Contacting potential trial sites and collection of Letters of Commitment

Start very early to contact potential trial sites. They will need to provide a letter of commitment. The letter must contain evidence for the site-specific enrolment potential. This evidence can come from pilot studies, previous trials (of similar population and interventions) or extracts from the data warehouse of the hospital/institution (preferably multiple sources). Simple statements about enrolment potential are not sufficient!

Logistics and collecting offers (especially in case of trials with medicinal products)

Especially for trials with medicinal products (medical devices), explore different options for the supply. The grant can cover these costs. Placebo production can be expensive, so different suppliers should be approached. You will need formal offers for the submission. We can help identifying suppliers and support you in the discussions with the suppliers.

Budget

The budget for the IICT Call is different to the normal project funding budget. It has much more details. Plan enough time for entering in mySNF. Applicants can ask for money to employ personnel. We suggest that this is restricted to personnel for management and coordination of the project. Costs related to participants care should be budgeted as “patient fee”, usually also for the site of the applicants. Patient fees can also be paid to non-Swiss sites. The budget must be split in yearly tranches. These are primarily of relevance for the administration/accounting of the Swiss National Science Foundation. If in doubt, budget activities rather too early than too late. The budget for CTU activities requires a special format. We provide this to you. Department of Clinical Research will support you in the development of the budget including the justification for the patient fee (which is required).

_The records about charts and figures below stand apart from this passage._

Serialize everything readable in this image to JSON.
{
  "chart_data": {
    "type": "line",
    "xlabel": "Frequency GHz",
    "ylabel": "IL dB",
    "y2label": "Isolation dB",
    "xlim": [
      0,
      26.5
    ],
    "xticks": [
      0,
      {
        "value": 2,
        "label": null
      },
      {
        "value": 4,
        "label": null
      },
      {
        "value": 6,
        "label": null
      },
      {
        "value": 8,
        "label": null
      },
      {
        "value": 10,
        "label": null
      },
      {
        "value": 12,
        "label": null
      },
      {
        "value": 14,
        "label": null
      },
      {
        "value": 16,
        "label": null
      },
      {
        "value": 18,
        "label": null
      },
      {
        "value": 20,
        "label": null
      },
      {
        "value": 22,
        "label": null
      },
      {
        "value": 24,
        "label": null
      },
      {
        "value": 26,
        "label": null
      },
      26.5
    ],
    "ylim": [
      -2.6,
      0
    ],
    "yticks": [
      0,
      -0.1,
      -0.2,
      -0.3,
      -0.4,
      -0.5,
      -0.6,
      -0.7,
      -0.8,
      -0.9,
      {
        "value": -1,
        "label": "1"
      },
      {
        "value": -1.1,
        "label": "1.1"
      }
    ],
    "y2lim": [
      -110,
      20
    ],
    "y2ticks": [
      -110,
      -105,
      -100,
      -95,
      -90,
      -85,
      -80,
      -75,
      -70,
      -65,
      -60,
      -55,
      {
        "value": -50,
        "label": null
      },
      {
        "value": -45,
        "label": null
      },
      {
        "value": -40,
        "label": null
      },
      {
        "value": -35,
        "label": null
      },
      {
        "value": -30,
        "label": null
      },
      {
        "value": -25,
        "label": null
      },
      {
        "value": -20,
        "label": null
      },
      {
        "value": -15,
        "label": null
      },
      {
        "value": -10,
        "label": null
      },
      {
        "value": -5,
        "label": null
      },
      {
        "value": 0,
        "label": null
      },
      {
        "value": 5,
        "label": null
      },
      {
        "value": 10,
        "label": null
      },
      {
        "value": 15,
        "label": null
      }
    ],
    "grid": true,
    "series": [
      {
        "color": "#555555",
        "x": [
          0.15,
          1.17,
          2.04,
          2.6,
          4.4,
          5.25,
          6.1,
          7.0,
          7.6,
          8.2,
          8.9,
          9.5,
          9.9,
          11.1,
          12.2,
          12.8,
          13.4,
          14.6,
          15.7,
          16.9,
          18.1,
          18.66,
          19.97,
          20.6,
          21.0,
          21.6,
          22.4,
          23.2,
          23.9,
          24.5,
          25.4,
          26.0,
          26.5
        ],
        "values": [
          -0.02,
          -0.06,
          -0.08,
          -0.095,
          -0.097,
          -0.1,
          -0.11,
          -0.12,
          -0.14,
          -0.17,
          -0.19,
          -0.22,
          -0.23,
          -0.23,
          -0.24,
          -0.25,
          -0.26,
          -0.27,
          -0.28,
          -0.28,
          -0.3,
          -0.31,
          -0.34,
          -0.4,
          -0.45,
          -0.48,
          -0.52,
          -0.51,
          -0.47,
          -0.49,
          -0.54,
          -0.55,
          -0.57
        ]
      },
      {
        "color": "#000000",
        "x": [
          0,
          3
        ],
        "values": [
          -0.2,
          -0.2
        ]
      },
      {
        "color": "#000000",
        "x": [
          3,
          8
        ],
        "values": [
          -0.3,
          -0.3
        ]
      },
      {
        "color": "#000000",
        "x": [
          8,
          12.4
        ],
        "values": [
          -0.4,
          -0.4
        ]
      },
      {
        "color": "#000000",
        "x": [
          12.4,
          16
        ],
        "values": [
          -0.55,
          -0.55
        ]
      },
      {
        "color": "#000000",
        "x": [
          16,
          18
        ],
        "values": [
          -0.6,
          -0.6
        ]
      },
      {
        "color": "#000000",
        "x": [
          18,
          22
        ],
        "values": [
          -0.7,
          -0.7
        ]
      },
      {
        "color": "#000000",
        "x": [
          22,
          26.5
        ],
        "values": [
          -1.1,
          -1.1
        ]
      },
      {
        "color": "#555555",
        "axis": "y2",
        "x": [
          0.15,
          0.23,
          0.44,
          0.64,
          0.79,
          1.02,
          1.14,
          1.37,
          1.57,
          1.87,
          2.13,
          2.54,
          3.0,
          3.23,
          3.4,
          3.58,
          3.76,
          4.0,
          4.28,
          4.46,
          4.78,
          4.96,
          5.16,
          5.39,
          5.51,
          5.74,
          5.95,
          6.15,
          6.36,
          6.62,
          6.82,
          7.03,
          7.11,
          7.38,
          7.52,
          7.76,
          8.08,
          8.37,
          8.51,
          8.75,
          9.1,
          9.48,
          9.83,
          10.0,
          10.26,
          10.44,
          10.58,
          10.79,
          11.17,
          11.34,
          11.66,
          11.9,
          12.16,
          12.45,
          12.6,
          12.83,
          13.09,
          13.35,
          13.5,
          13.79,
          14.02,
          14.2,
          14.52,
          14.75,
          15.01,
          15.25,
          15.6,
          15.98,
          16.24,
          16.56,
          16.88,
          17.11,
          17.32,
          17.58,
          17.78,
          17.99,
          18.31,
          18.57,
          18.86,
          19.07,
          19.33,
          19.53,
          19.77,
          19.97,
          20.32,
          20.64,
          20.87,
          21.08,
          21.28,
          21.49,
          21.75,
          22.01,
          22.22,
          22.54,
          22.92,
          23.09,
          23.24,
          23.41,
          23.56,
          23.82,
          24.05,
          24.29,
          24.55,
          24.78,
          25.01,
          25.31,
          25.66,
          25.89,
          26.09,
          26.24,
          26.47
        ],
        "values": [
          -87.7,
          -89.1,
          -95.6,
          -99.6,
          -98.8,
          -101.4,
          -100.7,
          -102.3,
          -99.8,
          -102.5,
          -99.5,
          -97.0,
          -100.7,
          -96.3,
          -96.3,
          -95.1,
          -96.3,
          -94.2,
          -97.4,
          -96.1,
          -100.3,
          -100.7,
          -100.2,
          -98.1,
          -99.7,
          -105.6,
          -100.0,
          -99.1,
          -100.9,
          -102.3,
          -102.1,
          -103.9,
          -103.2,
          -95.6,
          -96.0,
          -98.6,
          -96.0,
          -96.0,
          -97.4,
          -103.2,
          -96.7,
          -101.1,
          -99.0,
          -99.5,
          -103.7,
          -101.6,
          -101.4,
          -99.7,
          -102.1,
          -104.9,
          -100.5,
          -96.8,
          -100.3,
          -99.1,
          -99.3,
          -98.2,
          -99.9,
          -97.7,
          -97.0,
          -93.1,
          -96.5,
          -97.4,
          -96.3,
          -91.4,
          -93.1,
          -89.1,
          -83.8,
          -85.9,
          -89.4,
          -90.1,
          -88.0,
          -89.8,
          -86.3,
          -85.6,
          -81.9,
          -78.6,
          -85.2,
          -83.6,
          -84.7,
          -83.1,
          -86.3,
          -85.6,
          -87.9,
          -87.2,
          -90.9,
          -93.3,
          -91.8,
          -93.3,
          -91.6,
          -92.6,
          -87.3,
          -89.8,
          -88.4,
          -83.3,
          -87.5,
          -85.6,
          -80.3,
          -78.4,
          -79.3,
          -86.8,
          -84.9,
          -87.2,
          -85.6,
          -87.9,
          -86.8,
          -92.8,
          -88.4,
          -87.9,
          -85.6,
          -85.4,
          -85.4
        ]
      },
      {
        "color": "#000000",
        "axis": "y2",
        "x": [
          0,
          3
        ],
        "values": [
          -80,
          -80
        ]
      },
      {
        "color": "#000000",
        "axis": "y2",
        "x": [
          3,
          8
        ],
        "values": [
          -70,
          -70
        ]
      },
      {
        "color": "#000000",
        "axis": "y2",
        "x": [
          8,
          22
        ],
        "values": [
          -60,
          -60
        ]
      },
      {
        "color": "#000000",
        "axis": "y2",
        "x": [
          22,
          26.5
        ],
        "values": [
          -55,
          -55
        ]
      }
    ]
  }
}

Submission of the full proposal is via mySNF. Submission of an IICT grant proposal is more extensive than for normal project funding. We strongly suggest to start the submission process at least two weeks before the submission deadline (Nov 1st, 2024 17:00) i.e., start mid October.

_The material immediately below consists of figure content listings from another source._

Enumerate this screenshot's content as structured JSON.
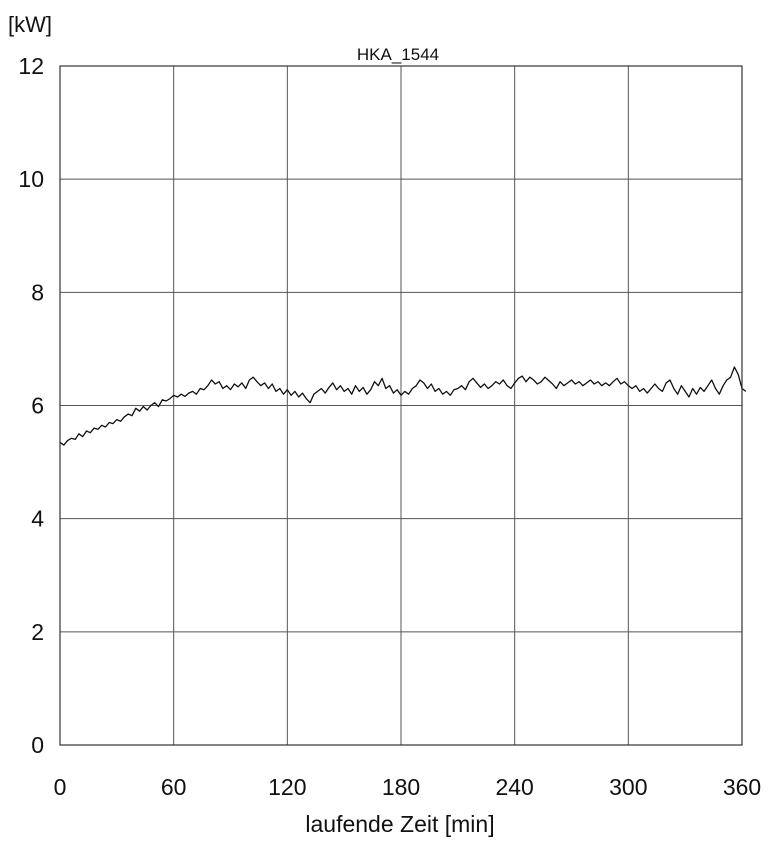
{
  "chart_data": {
    "type": "line",
    "title": "HKA_1544",
    "ylabel": "[kW]",
    "xlabel": "laufende Zeit [min]",
    "xlim": [
      0,
      360
    ],
    "ylim": [
      0,
      12
    ],
    "xticks": [
      0,
      60,
      120,
      180,
      240,
      300,
      360
    ],
    "yticks": [
      0,
      2,
      4,
      6,
      8,
      10,
      12
    ],
    "xtick_labels": [
      "0",
      "60",
      "120",
      "180",
      "240",
      "300",
      "360"
    ],
    "ytick_labels": [
      "0",
      "2",
      "4",
      "6",
      "8",
      "10",
      "12"
    ],
    "grid": true,
    "series": [
      {
        "x": [
          0,
          2,
          4,
          6,
          8,
          10,
          12,
          14,
          16,
          18,
          20,
          22,
          24,
          26,
          28,
          30,
          32,
          34,
          36,
          38,
          40,
          42,
          44,
          46,
          48,
          50,
          52,
          54,
          56,
          58,
          60,
          62,
          64,
          66,
          68,
          70,
          72,
          74,
          76,
          78,
          80,
          82,
          84,
          86,
          88,
          90,
          92,
          94,
          96,
          98,
          100,
          102,
          104,
          106,
          108,
          110,
          112,
          114,
          116,
          118,
          120,
          122,
          124,
          126,
          128,
          130,
          132,
          134,
          136,
          138,
          140,
          142,
          144,
          146,
          148,
          150,
          152,
          154,
          156,
          158,
          160,
          162,
          164,
          166,
          168,
          170,
          172,
          174,
          176,
          178,
          180,
          182,
          184,
          186,
          188,
          190,
          192,
          194,
          196,
          198,
          200,
          202,
          204,
          206,
          208,
          210,
          212,
          214,
          216,
          218,
          220,
          222,
          224,
          226,
          228,
          230,
          232,
          234,
          236,
          238,
          240,
          242,
          244,
          246,
          248,
          250,
          252,
          254,
          256,
          258,
          260,
          262,
          264,
          266,
          268,
          270,
          272,
          274,
          276,
          278,
          280,
          282,
          284,
          286,
          288,
          290,
          292,
          294,
          296,
          298,
          300,
          302,
          304,
          306,
          308,
          310,
          312,
          314,
          316,
          318,
          320,
          322,
          324,
          326,
          328,
          330,
          332,
          334,
          336,
          338,
          340,
          342,
          344,
          346,
          348,
          350,
          352,
          354,
          356,
          358,
          360,
          362
        ],
        "values": [
          5.35,
          5.3,
          5.38,
          5.42,
          5.4,
          5.5,
          5.45,
          5.55,
          5.52,
          5.6,
          5.58,
          5.65,
          5.62,
          5.7,
          5.68,
          5.75,
          5.72,
          5.8,
          5.85,
          5.82,
          5.95,
          5.9,
          5.98,
          5.92,
          6.0,
          6.05,
          5.98,
          6.1,
          6.08,
          6.12,
          6.18,
          6.15,
          6.2,
          6.16,
          6.22,
          6.25,
          6.2,
          6.3,
          6.28,
          6.35,
          6.45,
          6.38,
          6.42,
          6.3,
          6.35,
          6.28,
          6.38,
          6.33,
          6.4,
          6.3,
          6.45,
          6.5,
          6.42,
          6.35,
          6.4,
          6.3,
          6.38,
          6.25,
          6.3,
          6.2,
          6.28,
          6.18,
          6.25,
          6.15,
          6.22,
          6.12,
          6.05,
          6.2,
          6.25,
          6.3,
          6.22,
          6.32,
          6.4,
          6.28,
          6.35,
          6.25,
          6.3,
          6.2,
          6.35,
          6.25,
          6.32,
          6.2,
          6.28,
          6.42,
          6.35,
          6.48,
          6.3,
          6.35,
          6.22,
          6.28,
          6.18,
          6.25,
          6.2,
          6.3,
          6.35,
          6.45,
          6.4,
          6.3,
          6.38,
          6.25,
          6.3,
          6.2,
          6.25,
          6.18,
          6.28,
          6.3,
          6.35,
          6.28,
          6.42,
          6.48,
          6.4,
          6.32,
          6.38,
          6.3,
          6.35,
          6.42,
          6.38,
          6.45,
          6.35,
          6.3,
          6.4,
          6.48,
          6.52,
          6.42,
          6.5,
          6.45,
          6.38,
          6.42,
          6.5,
          6.44,
          6.38,
          6.3,
          6.42,
          6.35,
          6.4,
          6.45,
          6.38,
          6.42,
          6.35,
          6.4,
          6.45,
          6.38,
          6.42,
          6.35,
          6.4,
          6.35,
          6.42,
          6.48,
          6.38,
          6.42,
          6.35,
          6.3,
          6.35,
          6.25,
          6.3,
          6.22,
          6.3,
          6.38,
          6.3,
          6.25,
          6.4,
          6.45,
          6.3,
          6.2,
          6.35,
          6.25,
          6.15,
          6.3,
          6.2,
          6.32,
          6.25,
          6.35,
          6.45,
          6.3,
          6.2,
          6.35,
          6.45,
          6.5,
          6.68,
          6.55,
          6.3,
          6.25
        ]
      }
    ]
  }
}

Once your proposal is submitted, we will fix two dates for meetings to discuss the rebuttal (see below).

All proposals that meet formal requirements (checked by Swiss National Science Foundation internally) are sent out for international peer review. From experience, you will receive at least four written peer reviews one of which is from a biostatistician.

The Swiss National Science Foundation will forward you the reviews beginning of March 2025 and asks you to provide a rebuttal letter within two weeks. This rebuttal should be a point-by-point discussion of the points raised by the peer reviewers. Note that no changes to the proposal are possible at this stage. The rebuttal can only clarify misunderstandings or provide further explanations and justifications for certain design choices.

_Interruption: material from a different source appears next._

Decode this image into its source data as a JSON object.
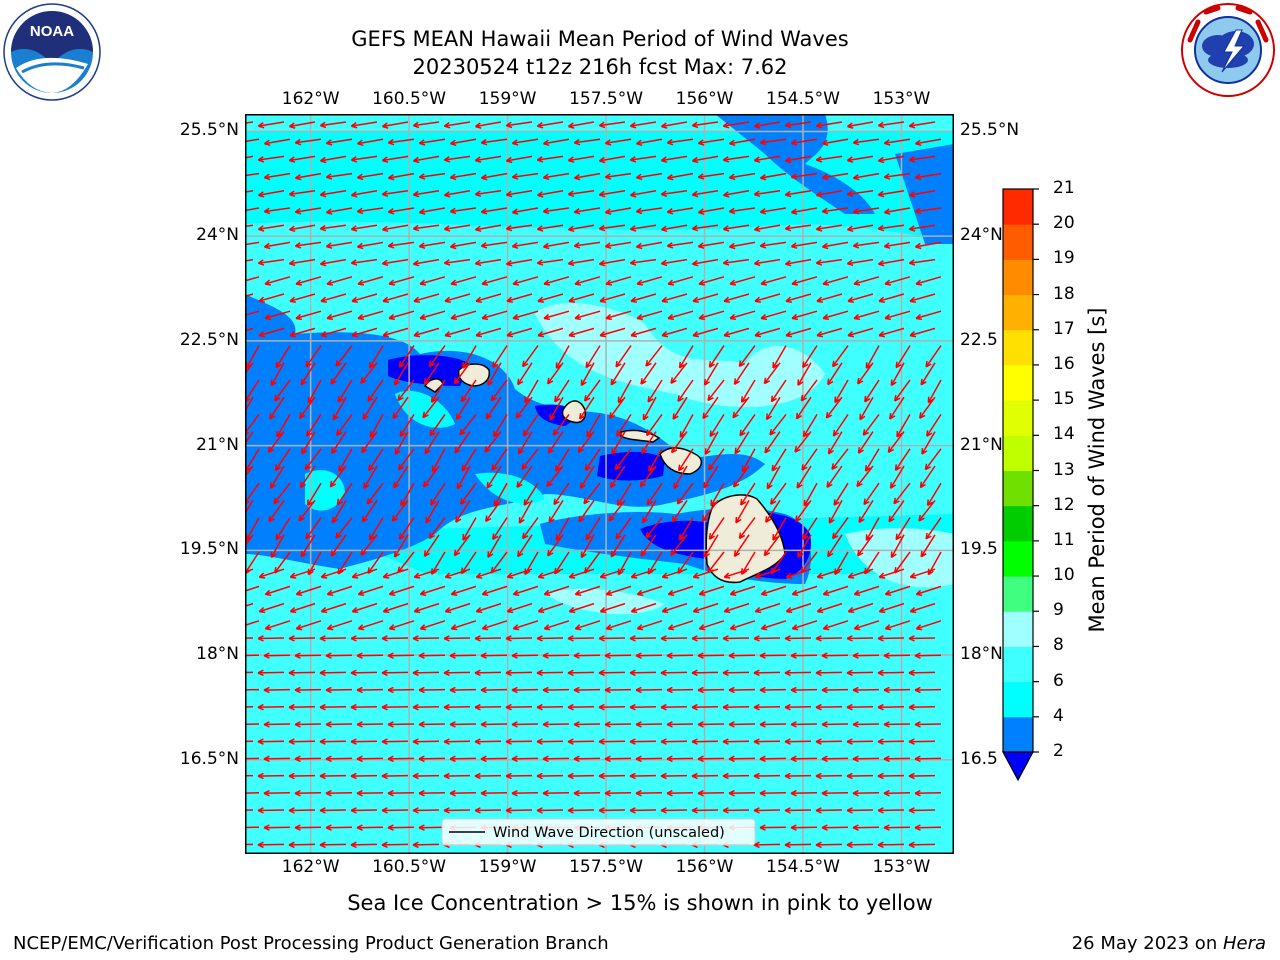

We suggest to have at least two meetings for the rebuttal: one at the beginning of the two weeks to go through the comments, discuss possible responses, and distribute responsibilities for drafting the response to the different points, and one at the end of the two weeks to finalize the letter.

The rebuttal letter must be submitted via mySNF (not the SNSF Portal).

The full proposals with the accompanying peer reviews and the rebuttal are discussed by a dedicated, international panel of clinical research experts (clinical researchers, biostatisticians, (clinical) epidemiologists, …). The panel provides recommendations to the Research Council which makes the funding decisions.

The decision will be communicated in writing during the second half of June 2025.

If your project is funded, the official start of the funding period must be between July 2025 and June 2026. Activities (e.g., drafting the trial protocol or other documents) can be started even before the official start of the funding period given that you have enough resources.